The Operating Systems, Lower Level, Interior and Exterior Inspection sections are EXTREMELY condensed versions of those found in our home inspection book: Home Inspection Business From A to Z
Real Estate Appraisers are not required to be home inspectors. However, I will include these sections anyway to give you some basic details about home inspections.
Well Water Systems
The main components of a well water system consist of a well pump, the water lines, the pressure gauge and the water storage tank. Well pumps are usually located inside the well and aren't visible. The life expectancy of a well pump is about 7-10 years but can be longer if the pump isn't overworked or neglected. The life expectancy also depends upon the type and quality of the pump installed and the acidity of the well water. Generally you should use the 7-10 year range during an inspection.
Try to get as much information as you can about the well from the owner or Realtor. Use the preinspection questions that I mentioned earlier for a guideline but don't be afraid to ask any other questions for further information. Don't be surprised if they don't know very much about the well system. Unfortunately, this is often the case. Don't be surprised if the answers you get don't seem to be the truth from the results of the well test.
Look at the well water lines to determine their overall condition. Take a look at the well water storage tank, if it's visible. Check for any rust or aging signs. The water storage tank should be painted and insulated to prevent any condensation from building up on the outside. The condensation causes rust over time. There should always be a pressure relief valve for safety in case the pressure in the system gets too high. It's usually set at 75 psi, (pounds per square inch), depending upon the type and capacity of the storage tank.

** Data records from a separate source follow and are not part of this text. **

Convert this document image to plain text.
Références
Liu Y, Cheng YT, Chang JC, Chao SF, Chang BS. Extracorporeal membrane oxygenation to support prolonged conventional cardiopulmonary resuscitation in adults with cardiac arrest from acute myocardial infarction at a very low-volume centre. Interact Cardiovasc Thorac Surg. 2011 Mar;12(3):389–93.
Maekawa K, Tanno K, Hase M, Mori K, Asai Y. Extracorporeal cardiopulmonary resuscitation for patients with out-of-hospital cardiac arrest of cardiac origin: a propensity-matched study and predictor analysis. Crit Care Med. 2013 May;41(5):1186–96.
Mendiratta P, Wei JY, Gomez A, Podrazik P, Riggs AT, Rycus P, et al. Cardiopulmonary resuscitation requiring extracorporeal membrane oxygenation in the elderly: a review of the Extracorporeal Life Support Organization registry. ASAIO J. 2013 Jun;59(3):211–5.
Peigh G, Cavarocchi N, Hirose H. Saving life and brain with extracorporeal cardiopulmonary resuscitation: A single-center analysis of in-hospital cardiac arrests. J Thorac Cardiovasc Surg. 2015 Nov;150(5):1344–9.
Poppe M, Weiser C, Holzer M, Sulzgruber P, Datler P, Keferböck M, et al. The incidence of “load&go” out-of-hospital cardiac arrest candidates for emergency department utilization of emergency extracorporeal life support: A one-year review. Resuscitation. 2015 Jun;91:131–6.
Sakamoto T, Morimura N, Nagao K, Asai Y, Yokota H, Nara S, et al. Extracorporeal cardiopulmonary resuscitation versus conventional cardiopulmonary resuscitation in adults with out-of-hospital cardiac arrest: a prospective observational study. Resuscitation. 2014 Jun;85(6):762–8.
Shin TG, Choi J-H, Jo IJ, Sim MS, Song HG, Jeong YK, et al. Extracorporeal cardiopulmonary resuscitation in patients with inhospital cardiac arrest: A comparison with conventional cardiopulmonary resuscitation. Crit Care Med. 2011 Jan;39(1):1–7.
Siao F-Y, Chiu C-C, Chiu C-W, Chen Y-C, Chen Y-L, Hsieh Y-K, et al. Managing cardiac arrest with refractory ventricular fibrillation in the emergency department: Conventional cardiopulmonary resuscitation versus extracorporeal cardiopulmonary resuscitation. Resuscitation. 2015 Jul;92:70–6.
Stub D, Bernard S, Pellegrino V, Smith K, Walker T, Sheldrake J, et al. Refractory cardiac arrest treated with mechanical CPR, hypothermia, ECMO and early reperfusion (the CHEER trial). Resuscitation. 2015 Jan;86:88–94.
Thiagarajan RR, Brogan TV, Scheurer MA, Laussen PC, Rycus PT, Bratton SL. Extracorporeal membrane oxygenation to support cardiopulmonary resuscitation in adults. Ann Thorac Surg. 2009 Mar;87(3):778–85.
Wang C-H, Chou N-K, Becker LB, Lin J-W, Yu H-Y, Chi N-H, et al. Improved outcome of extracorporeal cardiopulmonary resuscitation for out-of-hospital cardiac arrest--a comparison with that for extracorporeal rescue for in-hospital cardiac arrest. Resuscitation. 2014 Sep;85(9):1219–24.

Make sure the tank has an air fill valve to adjust the air-to-water ratio inside the tank during the periodic maintenance done by a well contractor.
The minimum acceptable flow for a well system is five gallons per minute, (GPM). Some local codes may require a higher GPM rating, so check with your local building department. What you need to be concerned about, is an abnormal drop in pressure. Just ask yourself and the client, if they're present: Are the pressure and volume of the water flow enough to take a shower with? If the answer is no, then tell the client to have the system checked out by a licensed well service contractor.
Check to find out if there's a water filter installed on the system. I even recommend that the client use water filters when their house is connected to the city water system. Water filters are highly recommended for health reasons, especially with all of the pollutants going into the water supply these days.